I don’t know whether whales are essential for human survival (for the survival of the mental health of many of us, yes, but for survival of our physical health… no one knows that). What I do know is that protecting species that you have never knowingly seen, and cannot even name is hard to achieve. We can, nevertheless, achieve it if we love something enough that we cansee (such as a whale) to want to protect it. Because doing so requires that we protect the conditions that keep the beloved creature healthy. And because whales and people are both mammals there’s a very strong chance that we will also be protecting the conditions that favor the critically important species that also make the world habitable for us—although these benefactor species may include species too small to see, and whose critical functions may be services we don’t understand.

That is why people who may seem to many of us like crazy, tree-hugging, whale-loving fanatics are, in fact, important contributors to society and worthy of respect. And when such “crazies” like me demand that the world protect the species we love, we are contributing indirectly to protecting the unnamed species on which everyone’s life, everyone’s future, and the future of all of our descendants until ‘the last syllable of recorded time,’ depends. That is what whale people such as the Sea Shepherds perceive, and what whaling people, such as the tiny cohort that constitutes Japan’s whalers seems not to perceive. It is why I studied the songs of whales and why my institute, Ocean Alliance, makes films and releases records of those songs, in hopes that it may cause humanity to fall in love with whales. (It does!)

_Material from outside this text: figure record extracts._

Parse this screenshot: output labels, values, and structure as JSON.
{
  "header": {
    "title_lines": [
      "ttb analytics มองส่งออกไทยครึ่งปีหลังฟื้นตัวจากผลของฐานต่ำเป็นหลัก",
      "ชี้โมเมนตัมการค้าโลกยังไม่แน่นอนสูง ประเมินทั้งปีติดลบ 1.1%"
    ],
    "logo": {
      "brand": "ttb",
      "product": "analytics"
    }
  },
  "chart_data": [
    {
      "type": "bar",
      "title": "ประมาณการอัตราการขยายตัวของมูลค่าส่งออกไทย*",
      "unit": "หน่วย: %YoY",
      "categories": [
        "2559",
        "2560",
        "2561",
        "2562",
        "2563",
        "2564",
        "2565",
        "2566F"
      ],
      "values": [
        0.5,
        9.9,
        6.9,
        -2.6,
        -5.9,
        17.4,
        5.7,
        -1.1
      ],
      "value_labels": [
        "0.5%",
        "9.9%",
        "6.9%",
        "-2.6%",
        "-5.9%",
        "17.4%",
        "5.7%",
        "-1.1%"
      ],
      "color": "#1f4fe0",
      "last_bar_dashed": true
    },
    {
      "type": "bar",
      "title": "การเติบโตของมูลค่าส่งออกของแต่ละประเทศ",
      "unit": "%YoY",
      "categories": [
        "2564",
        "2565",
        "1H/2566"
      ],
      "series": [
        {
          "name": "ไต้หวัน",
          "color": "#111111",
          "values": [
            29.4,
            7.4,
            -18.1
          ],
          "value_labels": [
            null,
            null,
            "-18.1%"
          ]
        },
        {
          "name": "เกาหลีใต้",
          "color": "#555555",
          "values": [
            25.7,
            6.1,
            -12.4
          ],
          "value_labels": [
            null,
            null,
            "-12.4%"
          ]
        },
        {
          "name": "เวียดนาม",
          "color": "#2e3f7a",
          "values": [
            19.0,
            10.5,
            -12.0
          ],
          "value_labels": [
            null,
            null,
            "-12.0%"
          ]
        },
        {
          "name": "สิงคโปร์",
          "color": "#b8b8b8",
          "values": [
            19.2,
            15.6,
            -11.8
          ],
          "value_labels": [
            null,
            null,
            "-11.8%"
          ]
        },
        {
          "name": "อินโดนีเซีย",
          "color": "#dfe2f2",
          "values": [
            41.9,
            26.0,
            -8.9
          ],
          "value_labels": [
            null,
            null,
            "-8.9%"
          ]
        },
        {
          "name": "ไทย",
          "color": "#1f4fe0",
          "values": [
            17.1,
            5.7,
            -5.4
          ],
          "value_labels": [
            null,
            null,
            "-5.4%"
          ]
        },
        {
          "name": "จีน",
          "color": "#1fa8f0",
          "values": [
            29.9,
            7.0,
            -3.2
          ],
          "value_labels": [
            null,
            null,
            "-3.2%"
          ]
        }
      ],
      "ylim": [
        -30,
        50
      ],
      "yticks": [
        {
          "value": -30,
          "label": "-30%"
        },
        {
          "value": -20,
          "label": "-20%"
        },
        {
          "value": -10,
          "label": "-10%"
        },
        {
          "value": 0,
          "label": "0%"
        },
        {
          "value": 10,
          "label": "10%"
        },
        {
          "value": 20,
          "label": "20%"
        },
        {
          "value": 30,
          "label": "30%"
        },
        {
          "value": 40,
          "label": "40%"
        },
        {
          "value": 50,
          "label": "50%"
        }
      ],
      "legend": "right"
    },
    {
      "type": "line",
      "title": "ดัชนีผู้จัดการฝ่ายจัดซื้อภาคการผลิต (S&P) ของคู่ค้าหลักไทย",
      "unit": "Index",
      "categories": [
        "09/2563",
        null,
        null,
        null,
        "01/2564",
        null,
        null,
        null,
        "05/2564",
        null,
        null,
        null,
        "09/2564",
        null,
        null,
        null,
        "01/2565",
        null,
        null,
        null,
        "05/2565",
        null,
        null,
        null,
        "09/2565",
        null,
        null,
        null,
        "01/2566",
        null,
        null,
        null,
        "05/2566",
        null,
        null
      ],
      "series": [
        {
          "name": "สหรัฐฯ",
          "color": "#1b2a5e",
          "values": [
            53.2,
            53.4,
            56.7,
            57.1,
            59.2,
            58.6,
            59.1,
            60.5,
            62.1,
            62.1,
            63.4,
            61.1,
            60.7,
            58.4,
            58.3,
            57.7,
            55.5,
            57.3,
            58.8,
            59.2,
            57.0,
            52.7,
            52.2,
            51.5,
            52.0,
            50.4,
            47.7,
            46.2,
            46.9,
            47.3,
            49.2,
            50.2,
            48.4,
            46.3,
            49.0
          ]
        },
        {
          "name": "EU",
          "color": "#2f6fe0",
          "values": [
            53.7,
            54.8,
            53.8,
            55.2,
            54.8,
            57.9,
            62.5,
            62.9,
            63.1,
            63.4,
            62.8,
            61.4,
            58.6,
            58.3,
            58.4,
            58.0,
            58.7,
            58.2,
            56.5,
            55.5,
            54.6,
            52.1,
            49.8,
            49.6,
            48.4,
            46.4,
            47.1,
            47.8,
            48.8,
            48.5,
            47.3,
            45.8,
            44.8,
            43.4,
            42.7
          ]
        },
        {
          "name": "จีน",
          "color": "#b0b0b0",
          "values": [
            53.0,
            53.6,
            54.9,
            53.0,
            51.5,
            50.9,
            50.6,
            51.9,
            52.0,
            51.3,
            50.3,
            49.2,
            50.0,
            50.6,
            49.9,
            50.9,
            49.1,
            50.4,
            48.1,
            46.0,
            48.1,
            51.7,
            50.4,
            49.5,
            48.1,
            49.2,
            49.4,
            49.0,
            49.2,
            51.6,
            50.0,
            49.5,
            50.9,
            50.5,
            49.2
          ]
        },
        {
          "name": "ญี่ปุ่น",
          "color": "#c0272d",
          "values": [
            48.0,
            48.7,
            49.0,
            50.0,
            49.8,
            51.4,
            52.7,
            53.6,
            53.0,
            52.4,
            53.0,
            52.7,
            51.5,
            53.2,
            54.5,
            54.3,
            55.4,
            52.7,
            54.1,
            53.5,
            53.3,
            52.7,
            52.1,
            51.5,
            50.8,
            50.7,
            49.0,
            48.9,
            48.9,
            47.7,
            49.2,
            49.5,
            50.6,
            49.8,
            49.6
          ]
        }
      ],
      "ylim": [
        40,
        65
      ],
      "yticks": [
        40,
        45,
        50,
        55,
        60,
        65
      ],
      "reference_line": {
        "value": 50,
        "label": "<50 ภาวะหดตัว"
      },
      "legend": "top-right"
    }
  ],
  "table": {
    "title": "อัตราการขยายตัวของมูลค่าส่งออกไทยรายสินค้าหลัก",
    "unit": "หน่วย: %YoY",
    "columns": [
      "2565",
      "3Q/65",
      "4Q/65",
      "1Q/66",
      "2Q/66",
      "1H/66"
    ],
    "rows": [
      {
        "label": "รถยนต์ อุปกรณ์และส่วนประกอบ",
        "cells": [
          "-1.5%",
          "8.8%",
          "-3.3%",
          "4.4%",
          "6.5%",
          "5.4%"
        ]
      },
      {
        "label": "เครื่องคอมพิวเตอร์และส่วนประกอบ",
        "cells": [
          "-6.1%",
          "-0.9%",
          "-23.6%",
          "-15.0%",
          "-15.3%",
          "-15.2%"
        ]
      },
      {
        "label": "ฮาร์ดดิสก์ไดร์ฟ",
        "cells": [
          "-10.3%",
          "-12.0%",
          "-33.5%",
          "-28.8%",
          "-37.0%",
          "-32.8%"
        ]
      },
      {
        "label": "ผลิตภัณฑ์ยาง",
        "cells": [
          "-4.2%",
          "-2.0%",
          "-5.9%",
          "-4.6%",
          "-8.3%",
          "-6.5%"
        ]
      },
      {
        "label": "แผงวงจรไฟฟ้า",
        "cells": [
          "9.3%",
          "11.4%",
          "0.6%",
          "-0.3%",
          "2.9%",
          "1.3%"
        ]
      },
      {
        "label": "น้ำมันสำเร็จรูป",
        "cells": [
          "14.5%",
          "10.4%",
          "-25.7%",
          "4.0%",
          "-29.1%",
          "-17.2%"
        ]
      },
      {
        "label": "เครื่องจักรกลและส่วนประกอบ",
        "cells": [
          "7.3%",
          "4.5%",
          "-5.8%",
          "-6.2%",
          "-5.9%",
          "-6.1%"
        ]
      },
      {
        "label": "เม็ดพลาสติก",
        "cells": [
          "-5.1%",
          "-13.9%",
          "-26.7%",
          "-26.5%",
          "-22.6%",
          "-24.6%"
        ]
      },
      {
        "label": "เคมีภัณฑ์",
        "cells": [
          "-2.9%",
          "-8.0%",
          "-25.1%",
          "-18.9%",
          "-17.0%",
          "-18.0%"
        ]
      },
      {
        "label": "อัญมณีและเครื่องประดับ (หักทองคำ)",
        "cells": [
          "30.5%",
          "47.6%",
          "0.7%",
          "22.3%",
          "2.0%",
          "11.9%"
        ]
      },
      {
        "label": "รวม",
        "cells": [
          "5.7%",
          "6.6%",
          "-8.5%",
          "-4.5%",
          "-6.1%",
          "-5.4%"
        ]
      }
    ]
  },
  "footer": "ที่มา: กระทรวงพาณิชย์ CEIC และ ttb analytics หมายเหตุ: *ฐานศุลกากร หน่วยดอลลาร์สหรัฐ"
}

The key to the human future is to accept that there is a need and a value for having reverence for some species, even if many people cannot see that need. It helps if you and I love the rest of life enough that we become determined to ensure that it continues forever. For regardless of the many things on which we can’t agree, it should be possible to concur that much of what humanity has done and still does has made us the greatest threat to life on earth that has existed since the giant meteorite and associated super-volcanos that caused the Fifth Great Extinction that devastated the dinosaurs. And what that must teach us is: that in order to avoid the same fate we must make our number one priority (yes, the thing we even put ahead of all economic considerations—put ahead even of that holy of holies: jobs!) to invent new ways to do everything we do that now threatens the future of non-human life—Allof it. And if we succeed, we will prevail. And if we do not, we will vanish from the Earth, and it will be millions of years before earth recovers to a form that is a good mimic of the way it was when our species first drew breath—but we won’t be there to see that; our failure to act in time and to act forcefully enough will have taken us out along with the key species the earth lost because we had our eyes on the wrong ball—because we were concerned only with the welfare of people, not with the welfare of all life as well as people.